The invention discloses a combined interval prediction method based on a normal exponential smoothing method and kernel density estimation. The wind power interval prediction method comprises the steps of: introducing the exponential smoothing method into normal distribution estimation, wherein the weight of the old data is exponentially decayed with time when the wind power prediction error distribution at time t+1 is estimated so that the calculation result is more accurate; introducing the ideas of ''mixing'' and ''sliding'' into the kernel density estimation, when the wind power predictionerror distribution is estimated at the time t+1, estimating the wind power prediction error probability density function during the time before the time t+1 by different bandwidths, and then offsetting the estimation error by weighted combination of different bandwidth estimated probability density functions; and generating the final wind power prediction interval by the prediction interval obtained by estimation of reasonable weighted combination of the normal exponential smoothing method by an entropy weight method and the prediction interval obtained by mixing the sliding kernel density estimation, so that the two methods complement each other to a certain extent.

Description

technical field [0001] The invention relates to the technical field of wind power, in particular to a wind power interval prediction method based on a normal exponential smoothing method and a hybrid sliding kernel density estimation combination.
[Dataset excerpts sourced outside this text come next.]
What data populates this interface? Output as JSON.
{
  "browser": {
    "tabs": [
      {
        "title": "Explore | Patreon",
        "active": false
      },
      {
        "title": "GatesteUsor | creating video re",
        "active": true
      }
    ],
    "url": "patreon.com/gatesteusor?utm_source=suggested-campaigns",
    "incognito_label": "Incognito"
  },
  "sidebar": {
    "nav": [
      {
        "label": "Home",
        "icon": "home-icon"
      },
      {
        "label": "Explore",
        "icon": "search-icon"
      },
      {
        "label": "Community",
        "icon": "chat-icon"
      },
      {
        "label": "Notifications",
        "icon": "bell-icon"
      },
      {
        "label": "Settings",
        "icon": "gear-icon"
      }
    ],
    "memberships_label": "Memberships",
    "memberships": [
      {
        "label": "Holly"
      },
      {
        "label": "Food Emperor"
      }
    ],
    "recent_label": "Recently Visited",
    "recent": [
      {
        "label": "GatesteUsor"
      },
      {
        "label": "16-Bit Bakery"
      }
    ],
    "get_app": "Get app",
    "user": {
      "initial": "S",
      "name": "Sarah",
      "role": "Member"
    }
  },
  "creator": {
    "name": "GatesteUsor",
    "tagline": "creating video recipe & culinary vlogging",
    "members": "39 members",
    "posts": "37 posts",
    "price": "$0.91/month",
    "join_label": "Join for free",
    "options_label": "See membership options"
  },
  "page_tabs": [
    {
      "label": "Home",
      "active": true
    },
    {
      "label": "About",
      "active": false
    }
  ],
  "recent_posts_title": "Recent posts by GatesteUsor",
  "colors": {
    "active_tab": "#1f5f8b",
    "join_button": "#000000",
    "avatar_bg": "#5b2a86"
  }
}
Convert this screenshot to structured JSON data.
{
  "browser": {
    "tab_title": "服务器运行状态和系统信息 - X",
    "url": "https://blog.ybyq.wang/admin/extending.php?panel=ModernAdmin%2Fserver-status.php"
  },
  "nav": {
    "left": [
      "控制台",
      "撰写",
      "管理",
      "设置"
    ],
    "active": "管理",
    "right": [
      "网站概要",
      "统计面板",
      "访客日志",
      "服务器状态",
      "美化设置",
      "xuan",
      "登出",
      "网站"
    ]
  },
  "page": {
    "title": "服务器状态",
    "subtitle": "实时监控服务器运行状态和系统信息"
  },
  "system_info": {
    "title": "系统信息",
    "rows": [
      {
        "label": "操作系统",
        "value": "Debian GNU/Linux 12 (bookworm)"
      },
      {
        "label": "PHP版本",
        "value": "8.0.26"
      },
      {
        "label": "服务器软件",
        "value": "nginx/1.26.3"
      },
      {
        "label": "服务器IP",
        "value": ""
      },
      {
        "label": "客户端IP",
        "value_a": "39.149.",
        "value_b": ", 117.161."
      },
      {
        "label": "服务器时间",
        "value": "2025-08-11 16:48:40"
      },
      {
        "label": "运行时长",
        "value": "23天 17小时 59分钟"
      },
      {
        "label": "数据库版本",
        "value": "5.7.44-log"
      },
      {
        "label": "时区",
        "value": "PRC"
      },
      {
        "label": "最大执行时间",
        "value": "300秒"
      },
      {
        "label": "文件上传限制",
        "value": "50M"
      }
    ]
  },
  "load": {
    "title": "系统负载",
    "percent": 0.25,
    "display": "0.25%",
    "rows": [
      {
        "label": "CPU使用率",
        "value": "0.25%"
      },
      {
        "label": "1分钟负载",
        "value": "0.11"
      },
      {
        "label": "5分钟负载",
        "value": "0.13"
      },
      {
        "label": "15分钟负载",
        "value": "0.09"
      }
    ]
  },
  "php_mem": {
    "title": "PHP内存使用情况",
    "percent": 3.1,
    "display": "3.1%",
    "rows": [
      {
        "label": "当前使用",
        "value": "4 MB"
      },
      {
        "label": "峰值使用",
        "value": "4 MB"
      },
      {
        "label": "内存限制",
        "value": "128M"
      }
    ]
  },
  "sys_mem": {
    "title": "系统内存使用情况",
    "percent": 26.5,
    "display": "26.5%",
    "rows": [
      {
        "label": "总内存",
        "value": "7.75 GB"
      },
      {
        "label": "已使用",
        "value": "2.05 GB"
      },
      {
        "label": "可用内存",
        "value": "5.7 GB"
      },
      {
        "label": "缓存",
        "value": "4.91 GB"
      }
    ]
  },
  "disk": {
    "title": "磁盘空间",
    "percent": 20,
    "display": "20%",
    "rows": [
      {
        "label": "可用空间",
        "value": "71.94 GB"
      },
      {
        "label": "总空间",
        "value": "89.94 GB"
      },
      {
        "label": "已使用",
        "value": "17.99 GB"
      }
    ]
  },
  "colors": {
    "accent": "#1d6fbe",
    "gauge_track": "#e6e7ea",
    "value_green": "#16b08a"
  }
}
Background technique [0002] With the limitation of conventional energy and the increasingly prominent environmental problems, the new energy with the characteristics of environmental protection and renewable has been paid more and more attention by the governments of various countries. As a green renewable energy, wind energy has been widely used in countries all over the world. Due to the randomness and instability of wind, it brings great challenges to the safe and stable operation of power grids. Accurate and effective wind power forecasting will help the power dispatching department to adjust the dispatching plan in time, reduce the risk of wind power being integrated into the grid, reduce the reserve capacity of the system, a...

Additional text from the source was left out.